Jesus scholar Marcus Borg suggests that the 'I am' statements Jesus makes in John's gospel - I am the light of the world, I am the bread of life, I am the good shepherd - may not have been made by Jesus himself. They may be more suggestive of how the early Christian community experienced Jesus - they understood Jesus to be the light of the world. They knew Jesus as the bread of life. They experienced Jesus as the good shepherd. This language then, is language of their faith in and commitment to Jesus Christ, because they had personal and intimate experience with Jesus as one who died - laid down his life - and one who was raised - took it up again. They were personally and intimately familiar with Jesus as the one who shared risen life with them, offered them new life.

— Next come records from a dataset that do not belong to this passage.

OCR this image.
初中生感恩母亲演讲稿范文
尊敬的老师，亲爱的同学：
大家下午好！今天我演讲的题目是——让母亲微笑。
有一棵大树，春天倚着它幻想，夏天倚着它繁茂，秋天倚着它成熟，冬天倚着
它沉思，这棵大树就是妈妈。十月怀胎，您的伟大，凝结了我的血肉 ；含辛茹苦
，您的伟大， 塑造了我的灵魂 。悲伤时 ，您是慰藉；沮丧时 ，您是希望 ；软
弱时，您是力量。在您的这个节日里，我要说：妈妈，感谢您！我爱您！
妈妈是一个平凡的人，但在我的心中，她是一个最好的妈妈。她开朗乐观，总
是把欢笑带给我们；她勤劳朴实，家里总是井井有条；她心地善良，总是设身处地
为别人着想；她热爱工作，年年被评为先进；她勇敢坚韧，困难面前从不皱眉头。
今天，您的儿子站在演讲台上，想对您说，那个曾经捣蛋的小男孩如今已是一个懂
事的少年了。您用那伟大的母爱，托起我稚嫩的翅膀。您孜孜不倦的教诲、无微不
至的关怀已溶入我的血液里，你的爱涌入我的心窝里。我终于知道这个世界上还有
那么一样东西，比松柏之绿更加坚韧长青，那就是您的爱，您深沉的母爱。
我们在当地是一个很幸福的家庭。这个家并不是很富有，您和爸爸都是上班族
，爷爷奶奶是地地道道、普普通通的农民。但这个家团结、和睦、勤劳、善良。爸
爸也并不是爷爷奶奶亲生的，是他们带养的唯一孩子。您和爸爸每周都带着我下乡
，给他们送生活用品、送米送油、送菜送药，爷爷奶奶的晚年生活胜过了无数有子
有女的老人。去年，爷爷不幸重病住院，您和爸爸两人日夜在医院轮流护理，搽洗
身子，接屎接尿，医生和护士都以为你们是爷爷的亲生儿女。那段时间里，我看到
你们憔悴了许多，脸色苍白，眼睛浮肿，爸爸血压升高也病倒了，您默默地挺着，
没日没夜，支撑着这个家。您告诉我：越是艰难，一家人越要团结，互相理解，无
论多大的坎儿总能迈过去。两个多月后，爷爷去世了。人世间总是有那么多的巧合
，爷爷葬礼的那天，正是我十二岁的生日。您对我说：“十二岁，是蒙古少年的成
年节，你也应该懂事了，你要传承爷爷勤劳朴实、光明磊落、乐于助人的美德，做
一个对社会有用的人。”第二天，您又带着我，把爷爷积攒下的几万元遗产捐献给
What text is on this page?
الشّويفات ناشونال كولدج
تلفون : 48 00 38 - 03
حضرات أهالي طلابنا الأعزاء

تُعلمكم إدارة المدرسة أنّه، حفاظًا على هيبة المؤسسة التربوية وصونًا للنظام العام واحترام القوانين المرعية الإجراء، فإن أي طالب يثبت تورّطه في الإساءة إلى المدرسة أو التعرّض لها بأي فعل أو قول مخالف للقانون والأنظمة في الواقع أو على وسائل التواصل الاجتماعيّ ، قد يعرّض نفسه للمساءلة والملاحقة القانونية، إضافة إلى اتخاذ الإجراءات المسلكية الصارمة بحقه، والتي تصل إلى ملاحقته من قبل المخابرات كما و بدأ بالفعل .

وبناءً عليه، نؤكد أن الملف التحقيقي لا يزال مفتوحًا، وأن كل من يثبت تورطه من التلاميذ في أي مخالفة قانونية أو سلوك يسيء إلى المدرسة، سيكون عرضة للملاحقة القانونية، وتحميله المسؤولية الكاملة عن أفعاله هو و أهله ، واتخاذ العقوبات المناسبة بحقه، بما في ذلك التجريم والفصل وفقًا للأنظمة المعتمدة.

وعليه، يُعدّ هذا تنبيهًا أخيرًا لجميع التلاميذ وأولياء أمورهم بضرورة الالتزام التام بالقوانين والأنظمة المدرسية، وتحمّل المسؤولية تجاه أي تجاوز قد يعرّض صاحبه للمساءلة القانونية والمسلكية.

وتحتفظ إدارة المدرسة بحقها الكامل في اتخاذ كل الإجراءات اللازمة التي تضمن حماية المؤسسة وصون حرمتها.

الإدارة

They had personal and intimate experience with Jesus as the one who cared for the sheep, who didn't run away and leave the sheep without any protection. They experienced all of God's love in Jesus, and this image of good shepherd was an important part of that experience.

For us, this image can have less resonance - not the reality of who Jesus is for us, but the image of shepherd. We are far from that agrarian culture that made sheep and shepherds a familiar and compelling image to the gospel's original audience. We have to do more translation than Jesus' early followers to 'get' the power of this image.

But there are other things we may be able to get out of it. We may get that we sometimes feel that we have only the care of a hired hand. We may long for the security and protection of a shepherd who is willing to lay down his life for us. Members of our communities - our parishes of St. James and St. George's - may feel like this at this particular moment. Who is taking care of us, we may ask. Who is protecting us? Where is the good shepherd who would lay down his life for us? We may resonate with these questions. They may feel very real to us at this moment.

But Jesus promised not to leave us comfortless. He promised that the good shepherd would be there, present with the sheep. How, in what is a confusing and difficult time for some of us, do we experience that presence?

Part of the answer may be that we experience Jesus Christ in our communities. As part of the merger exploration process, you may have had the opportunity to fill out a survey at the end of March. It asked questions about a variety of things, including this one: what are the special qualities that your parish brings to this process? Here are some of the words that came from your answers to this question:

welcoming

caring

creative

resilient

committed

compassionate

accepting

hardworking

outspoken

strong

thoughtful

There's a card in your pew that highlights these words. Why don't you pull that out, and hear these qualities of our communities again:

Welcoming and caring. Creative and resilient. Committed; compassionate; accepting.

Hardworking. Outspoken. Strong. Thoughtful

This is a pretty significant list. They are remarkable qualities, powerful gifts of our two communities. And they go beyond us. They are, indeed, gifts from God. These characteristics, these strengths of our communities - this is how we know that Christ the good shepherd is present with us. Because we have such rich gifts that we share with each other.

Perhaps the way forward in this time, when we have to live in some ambiguity, which is not always easy, may be to focus on our strengths, these gifts.

It may be to focus on God, the one who leads us and revives us, who guides us and takes away our fear, who comforts us and feeds us, who anoints us and shares abundance with us.

God is here. Christ is present. The qualities of our communities on that card you have in your hand are evidence of this truth. Our job then may be to live into the many gifts of our communities. Amen.